Note that reconstruction is also done by default (without a method to change it or turn it off) in programs like Lightroom and DxO Photolab, and many more.
So older darktable (still 4.0.1 i believe ) had the defaults set to clip those pixels. Preventing the magenta , but also destroying any detail that might still be possible . The 4.1/4.2 defaults give more out of the box.
But, there still is a problem on some camera makers / models , where Darktable does NOT know which pixels are invalid. The raw-clipping indicator will not show them , and thus will not clip or repair them out of the box.
This is a problem / bug where Darktable doesn’t know the invalid pixels als you call them , so it also can’t do anything sensible with them.
So, to your question : Darktable doesn’t need to prevent anything with those pixels, since they get a good attempt at automatic repair in 4.1/4.2. and if Darktable doesn’t know they are invalid , your idea will also not work (together with the repair ).
I can see how some might desire that behaviour, but it’s quite possible to make a gaussian blur which treats some regions as “masked” (or boundary) and won’t do any such spreading. That’s the deal: many algorithms don’t play as nicely, and in general you probably don’t want your masked region to have effects outside of it.
If you enable highlight reconstruction (which is an automated treatment), the lost highlights will be treated. If you don’t, they won’t be (not by some automated way to get sensible values into those pixels), and you’ll have to treat them somehow (e.g., by clipping to white, desaturating or whatever).
The only module that cares about what is clipped and what is not is the module having the explicit responsibility to do so: highlight reconstruction.
It’d be pretty much impossible to specify what each module should do if it encounters a blown pixel. What should lens correction or rotate and perspective do, for example? Or any of the sharpening/blurring filters (including those for noise reduction). They don’t map pixels 1:1 (1 input → 1 output).
Plus, a blown raw pixel (let’s say, a green one) will affect all the pixels surrounding it (via demosaicing). You could say you try to estimate the green component from the remaining unclipped green pixels, but what if some red or blue raw pixel has no unclipped green neighbours? These are exactly the problems highlight reconstruction deals with.

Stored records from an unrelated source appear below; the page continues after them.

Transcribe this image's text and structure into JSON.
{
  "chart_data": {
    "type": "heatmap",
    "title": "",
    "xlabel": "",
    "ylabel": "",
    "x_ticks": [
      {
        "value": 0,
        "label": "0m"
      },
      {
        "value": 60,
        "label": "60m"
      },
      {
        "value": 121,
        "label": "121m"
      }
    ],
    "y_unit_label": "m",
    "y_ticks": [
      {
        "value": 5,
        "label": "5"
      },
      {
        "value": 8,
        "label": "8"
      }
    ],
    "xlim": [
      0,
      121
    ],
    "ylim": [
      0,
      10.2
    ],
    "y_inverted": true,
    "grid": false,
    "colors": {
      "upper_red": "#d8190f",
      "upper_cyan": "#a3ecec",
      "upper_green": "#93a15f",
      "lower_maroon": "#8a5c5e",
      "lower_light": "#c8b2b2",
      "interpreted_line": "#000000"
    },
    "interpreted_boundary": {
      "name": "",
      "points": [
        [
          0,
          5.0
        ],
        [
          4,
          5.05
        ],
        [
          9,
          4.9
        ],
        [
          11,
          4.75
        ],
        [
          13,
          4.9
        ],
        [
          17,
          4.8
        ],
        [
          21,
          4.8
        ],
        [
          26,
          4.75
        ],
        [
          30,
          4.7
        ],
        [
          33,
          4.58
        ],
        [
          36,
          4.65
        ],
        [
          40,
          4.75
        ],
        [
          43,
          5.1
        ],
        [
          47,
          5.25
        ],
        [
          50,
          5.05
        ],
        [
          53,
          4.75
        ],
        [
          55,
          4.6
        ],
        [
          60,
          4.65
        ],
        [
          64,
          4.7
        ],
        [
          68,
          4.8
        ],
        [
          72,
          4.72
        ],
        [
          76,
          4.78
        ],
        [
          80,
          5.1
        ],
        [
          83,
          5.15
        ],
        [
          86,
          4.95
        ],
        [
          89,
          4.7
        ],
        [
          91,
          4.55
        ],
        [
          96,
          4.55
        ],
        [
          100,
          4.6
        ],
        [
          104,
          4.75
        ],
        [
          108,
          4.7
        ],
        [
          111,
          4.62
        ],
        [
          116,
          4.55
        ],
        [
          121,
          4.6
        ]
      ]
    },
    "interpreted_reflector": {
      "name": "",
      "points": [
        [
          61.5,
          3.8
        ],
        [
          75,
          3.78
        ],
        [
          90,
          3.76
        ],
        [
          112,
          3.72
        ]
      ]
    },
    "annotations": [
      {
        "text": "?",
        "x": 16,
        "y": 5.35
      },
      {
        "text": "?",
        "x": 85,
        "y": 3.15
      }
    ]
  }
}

Yes, indeed, that’s what I meant when I wrote “I fear that just converting there and back to RGB again (without any other modification) would spread the infs, which is probably not good”.
But there are other possibilities. One could add something akin to an alpha channel to each color channel separately. That value could describe the degree of validity of the associated color value, with 0.0 meaning invalid and 1.0 meaning valid. This would double the amount of data to be processed, so I do not really mean this seriously. It’s only to show that there are different possibilities.
Kofa, you raise excellent points, and I agree that what you describe seems to totally make sense. However, in my experience it’s not how darktable behaves.
With current darktable (4.0.0), I have made the experience that I can treat blown highlights only in filmic rgb properly. Either by using the highlight reconstruction functionality of that module, or by lowering the white point. And I spent many hours on this topic, read a lot, and watched several videos, including the recent 1,5h lecture by the author of filmic rgb.
And I remember reading or hearing somewhere that the highlight reconstruction cannot reconstruct highlights properly because it doesn’t even know properly what is white (at that point in the pipeline).